As the handbook notes, this is not the competition, or tension, that the liberal world wanted or expected when it opened its doors to Chinese leader Deng Xiaoping and his reform plans back in the 1970s. Betting on China made sense during the Cold War and in light of what appeared to be legitimate reform inside China. The failure of Washington and its allies to conduct due diligence over the succeeding decades, questioning whether Beijing was living up to its promises and was becoming a cooperative nation upholding international norms, gave the CCP a free hand to build up its global power while eliminating any threats to its continued control. By the end of the Obama administration, the severity of the challenge could no longer be ignored or explained away as the result of a China still attempting to find its way in the world.

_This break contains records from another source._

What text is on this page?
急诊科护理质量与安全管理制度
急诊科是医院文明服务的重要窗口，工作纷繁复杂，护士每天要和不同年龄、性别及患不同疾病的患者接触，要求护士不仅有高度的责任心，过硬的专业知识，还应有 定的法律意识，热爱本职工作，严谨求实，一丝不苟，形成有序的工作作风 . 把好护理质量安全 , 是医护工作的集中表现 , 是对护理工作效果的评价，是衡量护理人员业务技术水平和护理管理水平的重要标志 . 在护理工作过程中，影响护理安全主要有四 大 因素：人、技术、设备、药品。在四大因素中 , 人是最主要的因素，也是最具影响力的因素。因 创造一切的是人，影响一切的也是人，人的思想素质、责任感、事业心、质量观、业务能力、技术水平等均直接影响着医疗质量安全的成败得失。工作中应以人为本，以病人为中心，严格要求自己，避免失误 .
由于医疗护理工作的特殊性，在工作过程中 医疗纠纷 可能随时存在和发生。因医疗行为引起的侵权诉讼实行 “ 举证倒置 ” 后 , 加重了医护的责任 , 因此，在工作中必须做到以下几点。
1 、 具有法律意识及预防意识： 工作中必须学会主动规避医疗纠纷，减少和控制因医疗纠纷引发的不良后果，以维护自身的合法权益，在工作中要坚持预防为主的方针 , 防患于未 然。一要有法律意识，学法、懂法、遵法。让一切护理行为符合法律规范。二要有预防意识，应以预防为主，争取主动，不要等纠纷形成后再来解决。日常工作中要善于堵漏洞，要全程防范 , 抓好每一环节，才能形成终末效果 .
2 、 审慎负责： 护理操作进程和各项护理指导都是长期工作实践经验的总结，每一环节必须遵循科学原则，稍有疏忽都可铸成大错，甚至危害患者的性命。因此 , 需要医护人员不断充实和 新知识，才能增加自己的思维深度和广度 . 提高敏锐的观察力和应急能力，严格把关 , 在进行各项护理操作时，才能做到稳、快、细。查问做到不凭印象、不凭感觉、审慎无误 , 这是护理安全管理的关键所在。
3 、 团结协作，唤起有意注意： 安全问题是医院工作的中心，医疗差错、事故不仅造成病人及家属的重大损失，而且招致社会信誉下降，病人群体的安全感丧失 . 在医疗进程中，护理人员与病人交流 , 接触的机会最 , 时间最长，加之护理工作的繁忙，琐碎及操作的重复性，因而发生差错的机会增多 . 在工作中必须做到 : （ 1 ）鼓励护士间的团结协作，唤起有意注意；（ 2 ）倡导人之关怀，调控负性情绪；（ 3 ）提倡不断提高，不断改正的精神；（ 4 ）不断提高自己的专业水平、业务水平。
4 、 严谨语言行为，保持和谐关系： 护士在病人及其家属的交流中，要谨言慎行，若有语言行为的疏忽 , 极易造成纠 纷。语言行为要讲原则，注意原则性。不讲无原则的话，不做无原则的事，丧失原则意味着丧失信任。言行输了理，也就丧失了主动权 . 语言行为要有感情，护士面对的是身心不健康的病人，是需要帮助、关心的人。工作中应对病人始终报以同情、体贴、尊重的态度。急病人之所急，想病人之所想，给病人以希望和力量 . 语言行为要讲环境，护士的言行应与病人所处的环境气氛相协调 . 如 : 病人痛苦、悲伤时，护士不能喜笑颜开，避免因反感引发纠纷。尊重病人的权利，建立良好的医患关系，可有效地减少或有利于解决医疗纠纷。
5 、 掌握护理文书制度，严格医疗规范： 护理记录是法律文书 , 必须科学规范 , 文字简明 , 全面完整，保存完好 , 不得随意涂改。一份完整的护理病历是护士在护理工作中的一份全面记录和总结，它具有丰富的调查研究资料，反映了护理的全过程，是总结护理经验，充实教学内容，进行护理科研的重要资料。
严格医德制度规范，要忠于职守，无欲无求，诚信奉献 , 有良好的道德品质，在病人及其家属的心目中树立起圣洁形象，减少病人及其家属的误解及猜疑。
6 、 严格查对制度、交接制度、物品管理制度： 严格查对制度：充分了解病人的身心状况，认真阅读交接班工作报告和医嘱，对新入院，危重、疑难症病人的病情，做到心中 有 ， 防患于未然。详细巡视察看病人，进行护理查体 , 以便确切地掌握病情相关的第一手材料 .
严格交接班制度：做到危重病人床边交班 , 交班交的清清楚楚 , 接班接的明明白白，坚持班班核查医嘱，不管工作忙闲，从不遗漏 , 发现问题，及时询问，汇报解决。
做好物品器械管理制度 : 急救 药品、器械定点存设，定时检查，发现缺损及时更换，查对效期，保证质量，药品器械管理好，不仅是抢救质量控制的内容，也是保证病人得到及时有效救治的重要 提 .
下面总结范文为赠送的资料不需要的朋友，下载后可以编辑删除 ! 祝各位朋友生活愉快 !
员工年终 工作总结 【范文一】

Yet, it is in the hands of democracies to deal with the China challenge in a way that not only protects their interests, but also may one day help the people of China. As HFX president Peter Van Praagh, who initiated the project, notes in his introduction:
Working in concert, the world’s democracies have overwhelming advantages that China cannot meet. The challenge is no longer about trying to cooperate with a rising China governed by autocrats. The real China challenge for the world’s democracies is how to cooperate effectively with each other.

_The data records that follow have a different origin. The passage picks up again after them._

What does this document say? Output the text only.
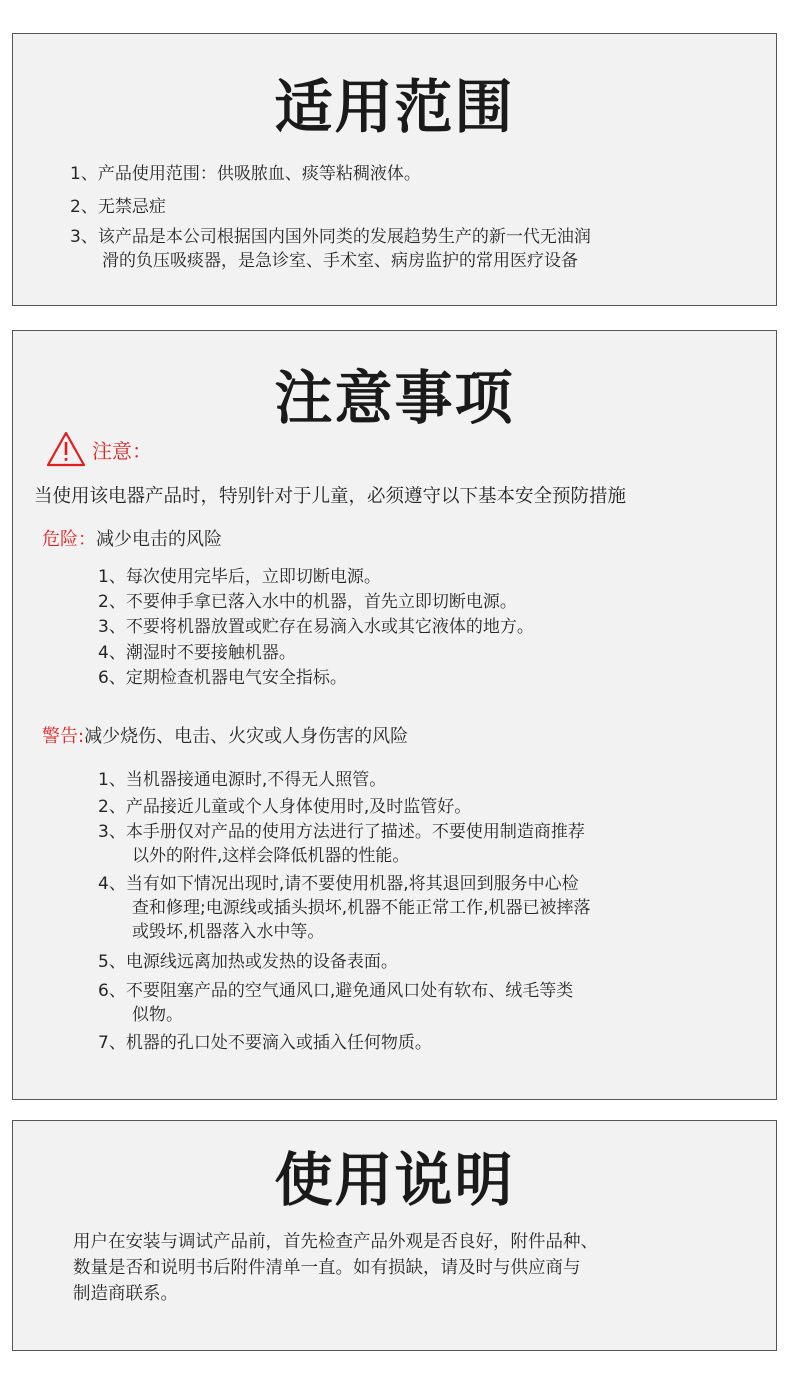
适用范围
1、产品使用范围：供吸脓血、痰等粘稠液体。
2、无禁忌症
3、该产品是本公司根据国内国外同类的发展趋势生产的新一代无油润
滑的负压吸痰器，是急诊室、手术室、病房监护的常用医疗设备
注意事项
注意：
当使用该电器产品时，特别针对于儿童，必须遵守以下基本安全预防措施
危险：减少电击的风险
1、每次使用完毕后，立即切断电源。
2、不要伸手拿已落入水中的机器，首先立即切断电源。
3、不要将机器放置或贮存在易滴入水或其它液体的地方。
4、潮湿时不要接触机器。
6、定期检查机器电气安全指标。
警告:减少烧伤、电击、火灾或人身伤害的风险
1、当机器接通电源时,不得无人照管。
2、产品接近儿童或个人身体使用时,及时监管好。
3、本手册仅对产品的使用方法进行了描述。不要使用制造商推荐
以外的附件,这样会降低机器的性能。
4、当有如下情况出现时,请不要使用机器,将其退回到服务中心检
查和修理;电源线或插头损坏,机器不能正常工作,机器已被摔落
或毁坏,机器落入水中等。
5、电源线远离加热或发热的设备表面。
6、不要阻塞产品的空气通风口,避免通风口处有软布、绒毛等类
似物。
7、机器的孔口处不要滴入或插入任何物质。
使用说明
用户在安装与调试产品前，首先检查产品外观是否良好，附件品种、
数量是否和说明书后附件清单一直。如有损缺，请及时与供应商与
制造商联系。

Indeed, that theme of the HFX China Handbook — democratic cooperation — is one increasingly echoed by other Western reports and studies on China. Despite the disruptions of 2020, from pandemic to elections, liberal societies and free states remain stronger and yes, more peaceful, than their authoritarian counterparts. Their politics may be messier and often inefficient, but they remain laboratories of innovation and magnets for those fleeing repressive systems. They remain more committed to equality and the long-term improvement of their governing mechanisms than states run by unelected oligarchs. More pertinently, democracies may find a renewed appreciation for the moral worth of their systems by working together to defend common interests, whether economic, social, or security, against a PRC that seeks to subvert liberal norms and make the world safe for autocracy.
Perhaps the most innovative part of the handbook is the “HFX China Principles,” a set of seven pledges to not be complicit in Beijing’s assault on democracy. The Principles include a pledge not to censor or self-censor criticism of China, not to punish those who critique the PRC, not to support Chinese businesses that participate in the oppression of the Chinese people, and not knowingly to patronize businesses that benefit from Chinese slave labor. Public pledges to adhere to the China Principles by governments, multinational corporations, universities, media companies, and ordinary citizens would be a beginning in right-sizing the world’s relations with the PRC, giving hope to those in Hong Kong and Xinjiang, and bolstering democratic states in Asia, from the Philippines to Japan. As a form of thinking globally and acting locally, the Principles may give the free world the confidence to begin defending itself against the China challenge.